In ospedale dovevo fare guardie notturne con un altro medico che si diceva cristiano, ma non era praticante e spesso, vedendomi partecipare alla Messa quasi ogni giorno, mi prendeva in giro.

Dovevamo rimanere a disposizione tutta la notte, ma lui mi lasciava da solo già a fine pomeriggio e questo per me voleva dire tanto lavoro in più. Non era giusto, ma “Beati i poveri in spirito …” e ho cercato di mantenere nei suoi confronti un atteggiamento aperto, senza giudizio, un mese, due.

Un giorno mi dice che desidera venire alla Messa con me perché “in questi mesi, dal tuo modo di amare in silenzio, ho imparato tante cose”. Da quel giorno non solo non ha più lasciato l’ospedale anzitempo, ma ha cominciato a prendersi cura di me perché durante la notte non mi stancassi troppo.

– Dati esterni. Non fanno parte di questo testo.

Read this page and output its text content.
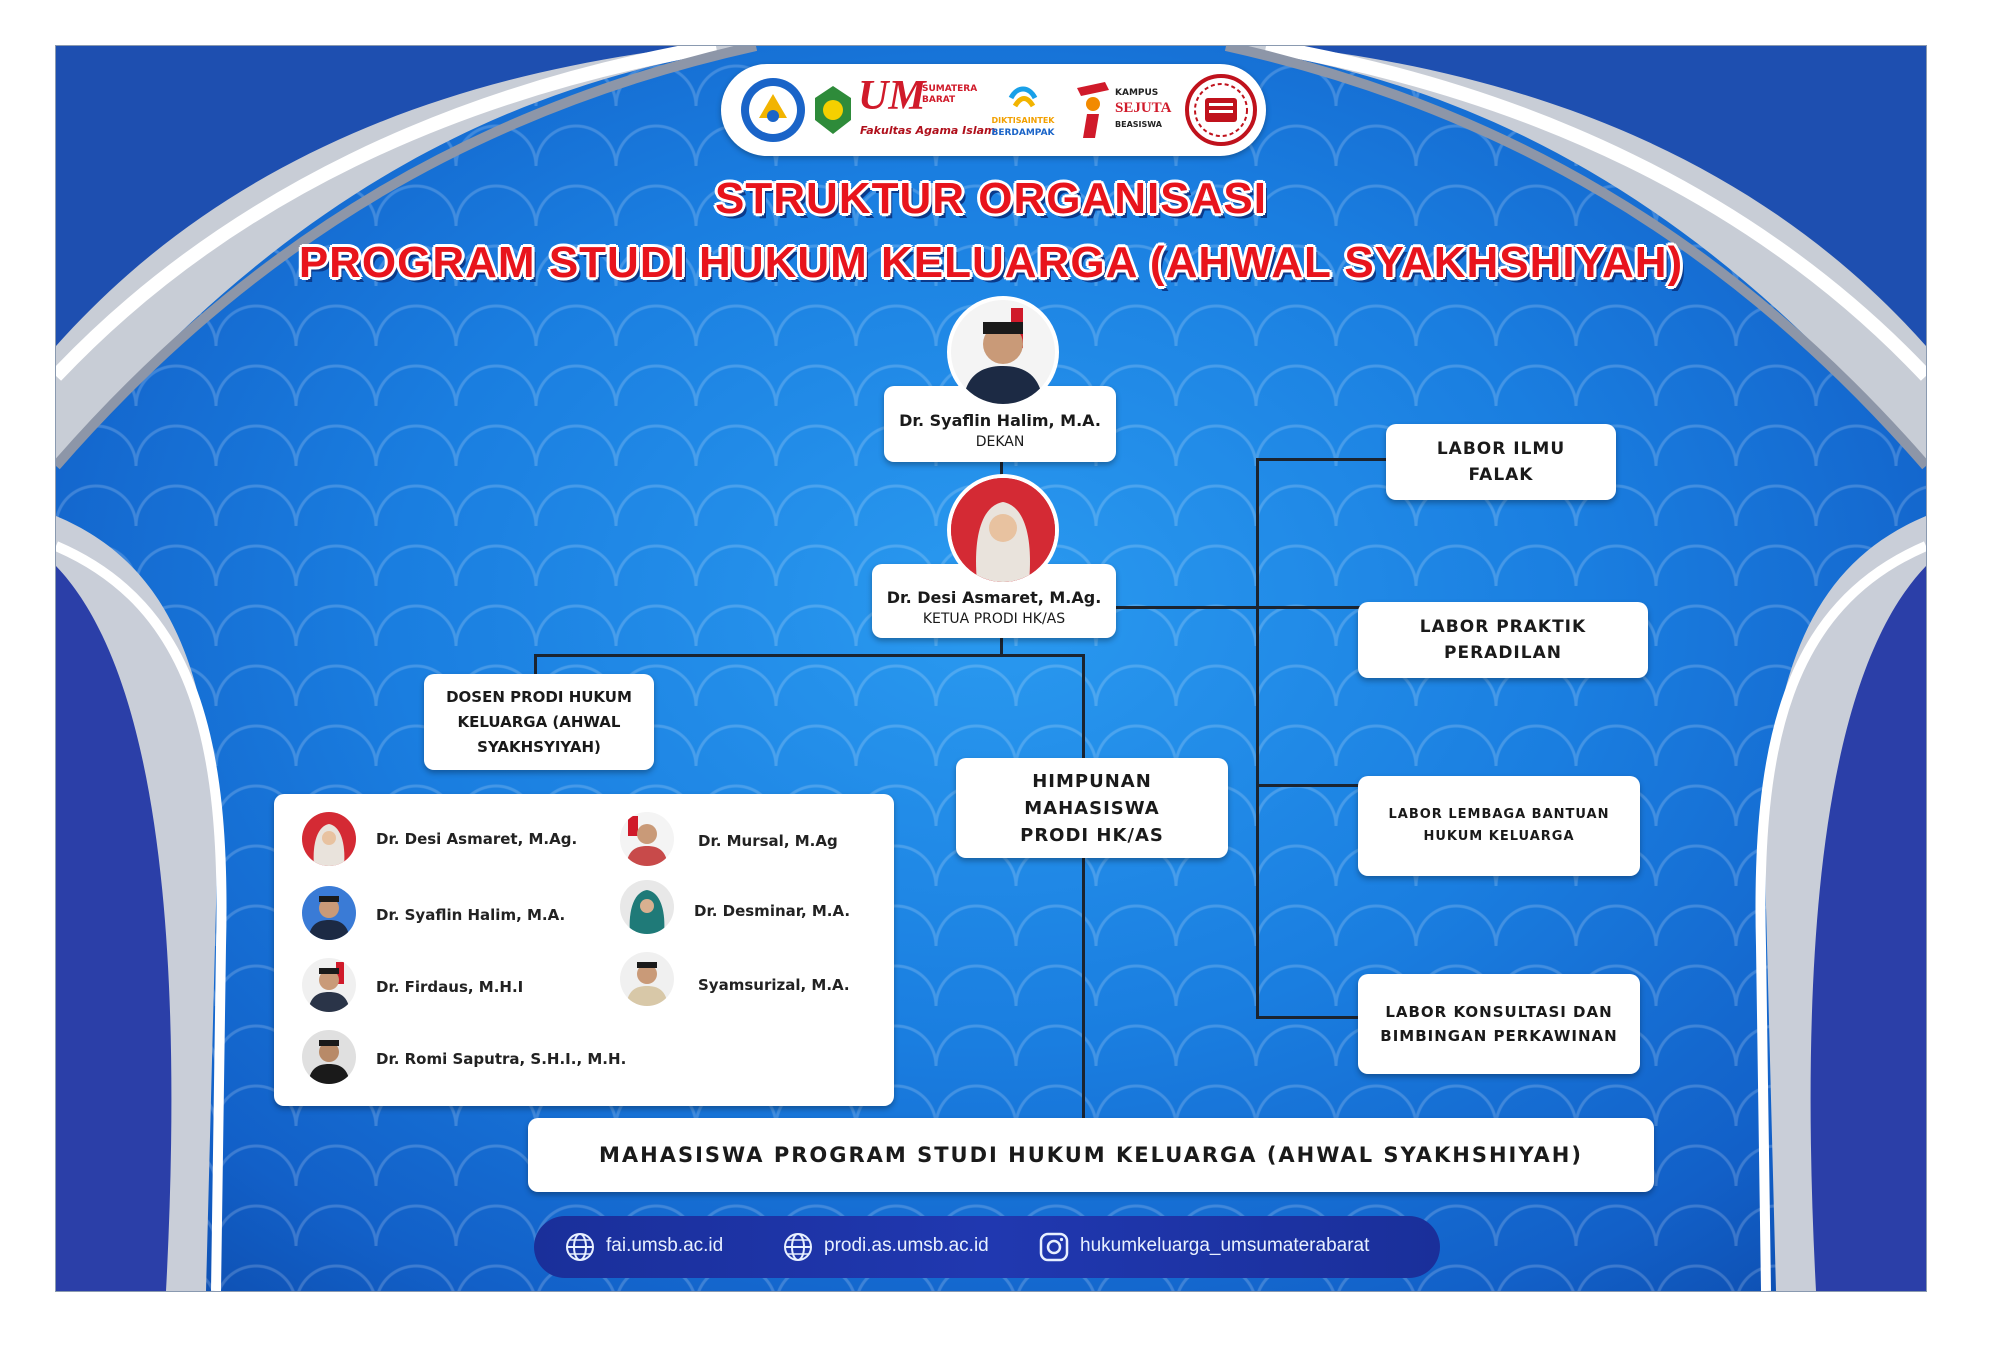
UM
SUMATERA BARAT
Fakultas Agama Islam
DIKTISAINTEK
BERDAMPAK
KAMPUS
SEJUTA
BEASISWA
STRUKTUR ORGANISASI
PROGRAM STUDI HUKUM KELUARGA (AHWAL SYAKHSHIYAH)
Dr. Syaflin Halim, M.A.
DEKAN
Dr. Desi Asmaret, M.Ag.
KETUA PRODI HK/AS
DOSEN PRODI HUKUM KELUARGA (AHWAL SYAKHSYIYAH)
Dr. Desi Asmaret, M.Ag.
Dr. Syaflin Halim, M.A.
Dr. Firdaus, M.H.I
Dr. Romi Saputra, S.H.I., M.H.
Dr. Mursal, M.Ag
Dr. Desminar, M.A.
Syamsurizal, M.A.
HIMPUNAN MAHASISWA PRODI HK/AS
LABOR ILMU FALAK
LABOR PRAKTIK PERADILAN
LABOR LEMBAGA BANTUAN HUKUM KELUARGA
LABOR KONSULTASI DAN BIMBINGAN PERKAWINAN
MAHASISWA PROGRAM STUDI HUKUM KELUARGA (AHWAL SYAKHSHIYAH)
fai.umsb.ac.id	prodi.as.umsb.ac.id	hukumkeluarga_umsumaterabarat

In un altro momento ho condiviso la stanza d’ospedale con un medico di religione islamica. Più volte mi ha fatto notare che il nostro modo di vivere la quaresima è molto più blando del loro Ramadan. Nel frattempo ho saputo che sua madre era morta da un anno e che non aveva più nessuno che si curasse dei vestiti e delle sue cose personali. Avevo notato infatti che il suo camice era spesso sporco e mancante di qualche bottone.

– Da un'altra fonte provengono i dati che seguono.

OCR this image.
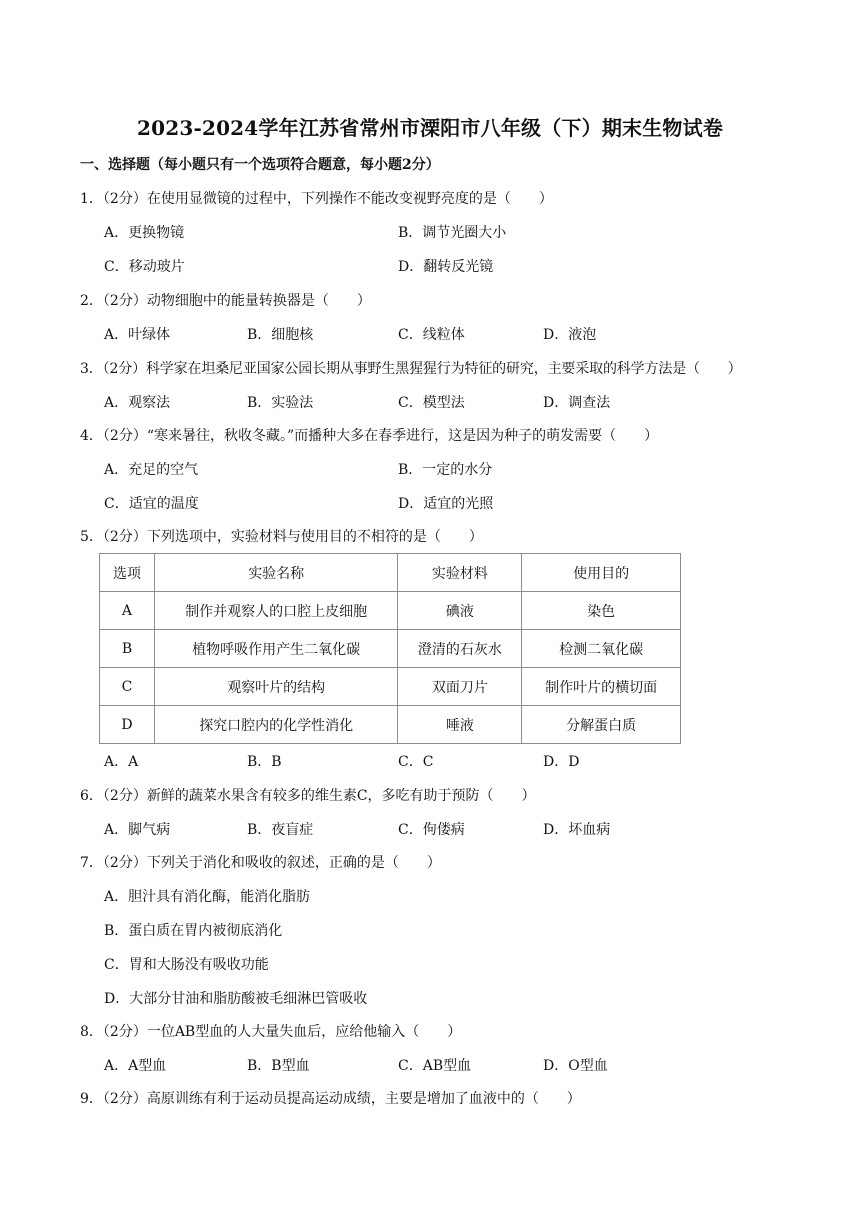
2023-2024学年江苏省常州市溧阳市八年级（下）期末生物试卷
一、选择题（每小题只有一个选项符合题意，每小题2分）
1．（2分）在使用显微镜的过程中，下列操作不能改变视野亮度的是（　　）
A．更换物镜	B．调节光圈大小
C．移动玻片	D．翻转反光镜
2．（2分）动物细胞中的能量转换器是（　　）
A．叶绿体	B．细胞核	C．线粒体	D．液泡
3．（2分）科学家在坦桑尼亚国家公园长期从事野生黑猩猩行为特征的研究，主要采取的科学方法是（　　）
A．观察法	B．实验法	C．模型法	D．调查法
4．（2分）“寒来暑往，秋收冬藏。”而播种大多在春季进行，这是因为种子的萌发需要（　　）
A．充足的空气	B．一定的水分
C．适宜的温度	D．适宜的光照
5．（2分）下列选项中，实验材料与使用目的不相符的是（　　）
选项	实验名称	实验材料	使用目的
A	制作并观察人的口腔上皮细胞	碘液	染色
B	植物呼吸作用产生二氧化碳	澄清的石灰水	检测二氧化碳
C	观察叶片的结构	双面刀片	制作叶片的横切面
D	探究口腔内的化学性消化	唾液	分解蛋白质
A．A	B．B	C．C	D．D
6．（2分）新鲜的蔬菜水果含有较多的维生素C，多吃有助于预防（　　）
A．脚气病	B．夜盲症	C．佝偻病	D．坏血病
7．（2分）下列关于消化和吸收的叙述，正确的是（　　）
A．胆汁具有消化酶，能消化脂肪
B．蛋白质在胃内被彻底消化
C．胃和大肠没有吸收功能
D．大部分甘油和脂肪酸被毛细淋巴管吸收
8．（2分）一位AB型血的人大量失血后，应给他输入（　　）
A．A型血	B．B型血	C．AB型血	D．O型血
9．（2分）高原训练有利于运动员提高运动成绩，主要是增加了血液中的（　　）
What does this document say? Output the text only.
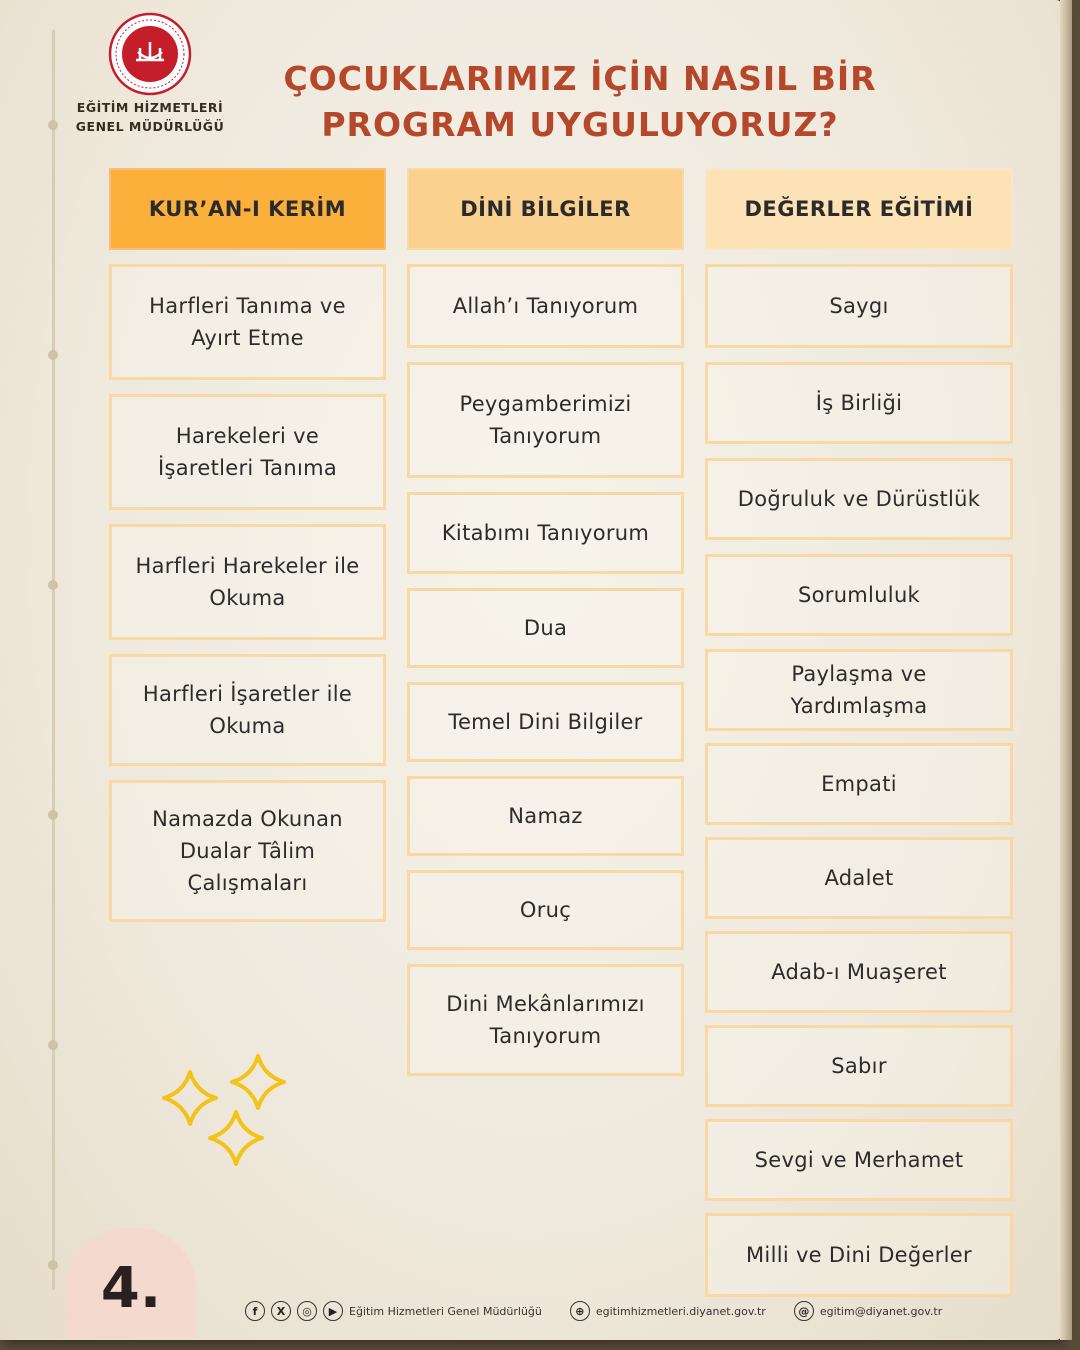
EĞİTİM HİZMETLERİ
GENEL MÜDÜRLÜĞÜ
ÇOCUKLARIMIZ İÇİN NASIL BİR
PROGRAM UYGULUYORUZ?
KUR’AN-I KERİM
Harfleri Tanıma ve Ayırt Etme
Harekeleri ve İşaretleri Tanıma
Harfleri Harekeler ile Okuma
Harfleri İşaretler ile Okuma
Namazda Okunan Dualar Tâlim Çalışmaları
DİNİ BİLGİLER
Allah’ı Tanıyorum
Peygamberimizi Tanıyorum
Kitabımı Tanıyorum
Dua
Temel Dini Bilgiler
Namaz
Oruç
Dini Mekânlarımızı Tanıyorum
DEĞERLER EĞİTİMİ
Saygı
İş Birliği
Doğruluk ve Dürüstlük
Sorumluluk
Paylaşma ve Yardımlaşma
Empati
Adalet
Adab-ı Muaşeret
Sabır
Sevgi ve Merhamet
Milli ve Dini Değerler
4.	f	X	◎	▶	Eğitim Hizmetleri Genel Müdürlüğü	⊕	egitimhizmetleri.diyanet.gov.tr	@ egitim@diyanet.gov.tr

Una notte decido di lavargli il camice, stiraglielo e cucire i bottoni mancanti. La mattina seguente stenta, logicamente, a riconoscere il suo camice e chiede chi lo aveva sistemato. Quando ha saputo, è venuto ad abbracciarmi dicendo: “Ora capisco. Amando in silenzio hai dato un senso molto più profondo al ’mortificarsi’ di quanto io avrei potuto immaginare”.